Obstructive sleep apnea (OSA) is a condition in which the upper airway can narrow and collapse during sleep. This can lead to snoring, pauses in breathing, and even awakening in the night gasping for air. Having overweight or obese increases the chances of having sleep apnea and most people (60% to 90%) with obstructive sleep apnea have overweight or obese. 

OSA is closely linked with heart disease, and it is estimated that between 40% to 60% of people with heart disease also have sleep apnea. 

OSA can affect the heart in many ways, including increased risk for:

  • High blood pressure
  • Type 2 diabetes
  • Heart failure
  • Coronary artery disease
  • Irregular heart rhythms such as atrial fibrillation

Also worrying is that people with OSA who also have heart disease often have more complications and worse outcomes, including an increased risk of a heart attack or sudden death.

There is a strong link between obesity and diabetes.
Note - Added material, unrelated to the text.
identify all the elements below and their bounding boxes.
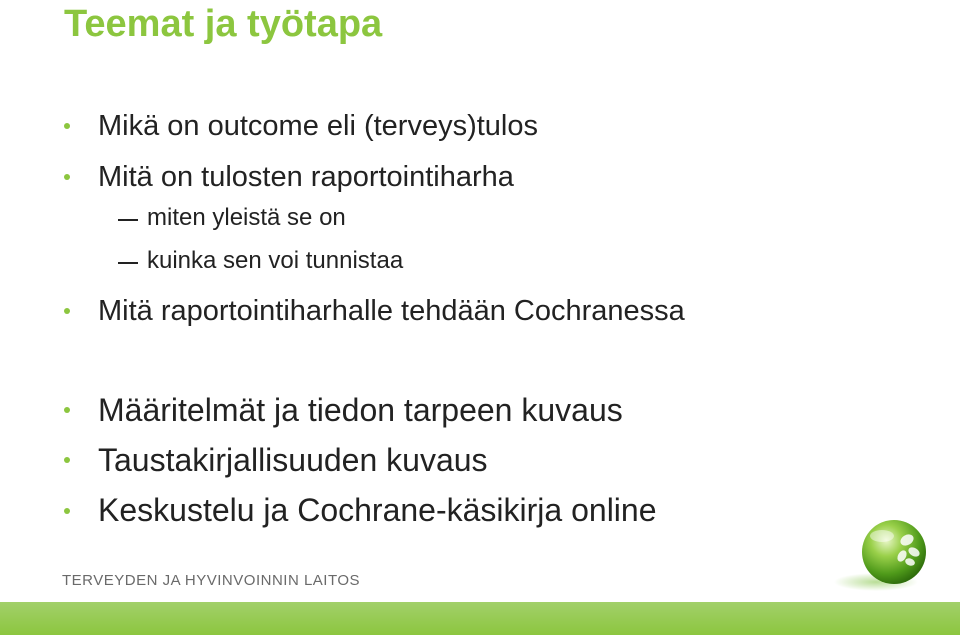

In fact, obesity is the main risk factor for diabetes. Both obesity and diabetes are strong risk factors for heart disease.

Obesity and diabetes share many of the same risk factors, including:

  • Diets high in calories, carbohydrates, saturated fat, trans fat, and cholesterol
  • Lack of exercise
  • Family history of obesity and/or diabetes
  • Obstructive sleep apnea

There is also a strong link between diabetes and heart disease: Diabetes increases the risk of heart disease by causing direct damage to the blood vessels around the heart, and it increases other risk factors for heart disease such as:

  • Increasing blood pressure
  • Raising bad (LDL) cholesterol
  • Increasing triglycerides

How can I treat obesity and overweight?

There is no doubt about it, weight loss can be hard. But even just losing just 3% to 5% of total body weight can make a big impact. Saxenda For Weight Loss

There are three areas to focus on to be successful:

  1. Your diet
  2. Your physical activity level
  3. Your medications

Heart-healthy diet

A heart-healthy diet can help with weight loss and diabetes control. Your diet has a big impact on your heart health. A heart-healthy diet means having a diet that is high in:

You should avoid foods such as: 

  • Red meat
  • Processed meat
  • Fried foods
  • Trans fats
  • Sugary foods with added sugar or high fructose corn syrup


Moving your body is crucial for your heart health. Physical activity helps reduce blood pressure, maintain a healthy weight, and improve cholesterol levels.

Your goal exercise for exercise is:

  • 150 minutes per week (20 to 30 minutes per day) of moderate-intensity exercises like walking or gardening.
  • OR 75 minutes per week (10 to 20 minutes per day) of vigorous-intensity exercises like running or swimming laps.


When diet and exercise changes don’t make enough of an impact on your weight or diabetes, it may be time to think about weight-loss medications. These medications work best alongside diet and exercise. Some examples of weight-loss medications include:

  • Orlistat (Xenical)
  • Liraglutide (Saxenda) Saxenda For Weight Loss
  • Naltrexone ER/bupropion ER (Contrave)
  • Phentermine/topiramate ER (Qsymia)

Each medication has unique benefits and side effects, so make sure to talk with your healthcare provider about what the best option might be for you.

The bottom line 

Your heart health and your weight are closely connected. Having overweight or obese may increase your risk of high blood pressure, high cholesterol, diabetes, and sleep apnea — all of which also increase heart disease risk. The good news is that there are steps you can take to have a healthy weight while also improving your heart health.